Unfortunately, it appears that LinkedIn employed a variation on that theme. According to a report from Ireland’s Data Protection Commissioner (DPC), a 2017 investigation revealed that the company obtained about 18 million emails for people who were not users, then leveraged those for targeted ads on Facebook. Ideally, of course, this would drum up more registration for their own service. But there seems to have been another, perhaps less insidious goal, whereby the data would be used to create pre-established networks to assist new users who would otherwise have to build new networks from scratch. Nevertheless, the practice was irresponsible, and it appears to have ceased.

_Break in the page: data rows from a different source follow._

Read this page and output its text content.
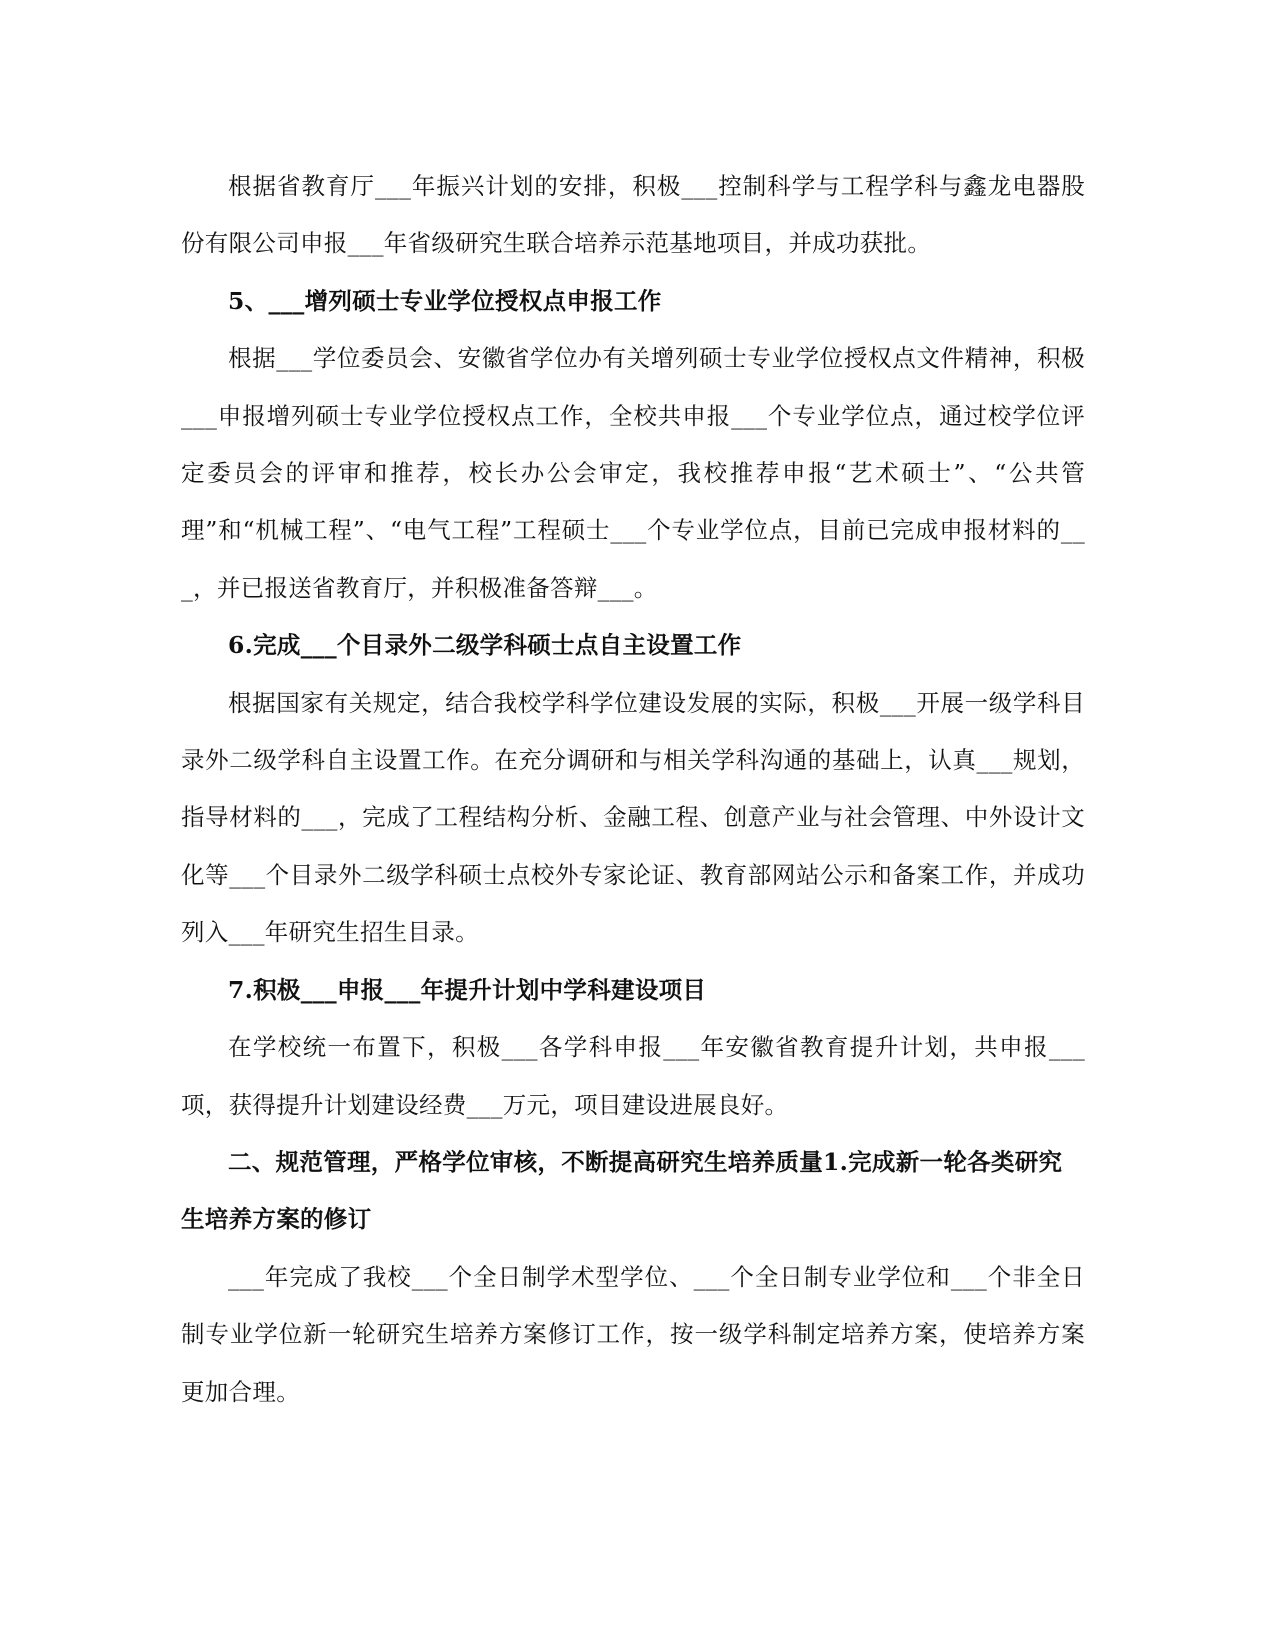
根据省教育厅___年振兴计划的安排，积极___控制科学与工程学科与鑫龙电器股份有限公司申报___年省级研究生联合培养示范基地项目，并成功获批。

5、___增列硕士专业学位授权点申报工作

根据___学位委员会、安徽省学位办有关增列硕士专业学位授权点文件精神，积极___申报增列硕士专业学位授权点工作，全校共申报___个专业学位点，通过校学位评定委员会的评审和推荐，校长办公会审定，我校推荐申报“艺术硕士”、“公共管理”和“机械工程”、“电气工程”工程硕士___个专业学位点，目前已完成申报材料的___，并已报送省教育厅，并积极准备答辩___。

6.完成___个目录外二级学科硕士点自主设置工作

根据国家有关规定，结合我校学科学位建设发展的实际，积极___开展一级学科目录外二级学科自主设置工作。在充分调研和与相关学科沟通的基础上，认真___规划，指导材料的___，完成了工程结构分析、金融工程、创意产业与社会管理、中外设计文化等___个目录外二级学科硕士点校外专家论证、教育部网站公示和备案工作，并成功列入___年研究生招生目录。

7.积极___申报___年提升计划中学科建设项目

在学校统一布置下，积极___各学科申报___年安徽省教育提升计划，共申报___项，获得提升计划建设经费___万元，项目建设进展良好。

二、规范管理，严格学位审核，不断提高研究生培养质量1.完成新一轮各类研究生培养方案的修订

___年完成了我校___个全日制学术型学位、___个全日制专业学位和___个非全日制专业学位新一轮研究生培养方案修订工作，按一级学科制定培养方案，使培养方案更加合理。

We’ve been waiting to see some substantive effects of GDPR implementation, and as it happens, it was LinkedIn’s dealing with this European regulator that led to this discovery. Though the DPC had no power to enforce fines prior to May 25, when GDPR came into effect, the looming promise of real punitive measures would be a compelling argument to stop LinkedIn’s “pre-compute processing” and delete the data already compiled.
For their part, LinkedIn has complied with the orders, although it remains a mystery where the company acquired the 18 million email addresses to begin with. That is something we’ll have to keep an eye on. Still, it’s nice to see whenever a company fixes a problem that adversely affects users, even if it does take external pressure to enact. Consumers face ever more threats to the data that play major roles in their lives. And it’s not going to get any smoother in 2019, with rises in social engineering, malware attacks, and vulnerabilities in older, insecure devices being predicted.
LinkedIn’s error may or may not have been as malicious as what resulted from Facebook and Cambridge Analytica’s malfeasance, but such cavalier treatment of users’ data is not acceptable, and those using similar practices need to rectify them. Otherwise, they won’t get off as easy as LinkedIn managed this time.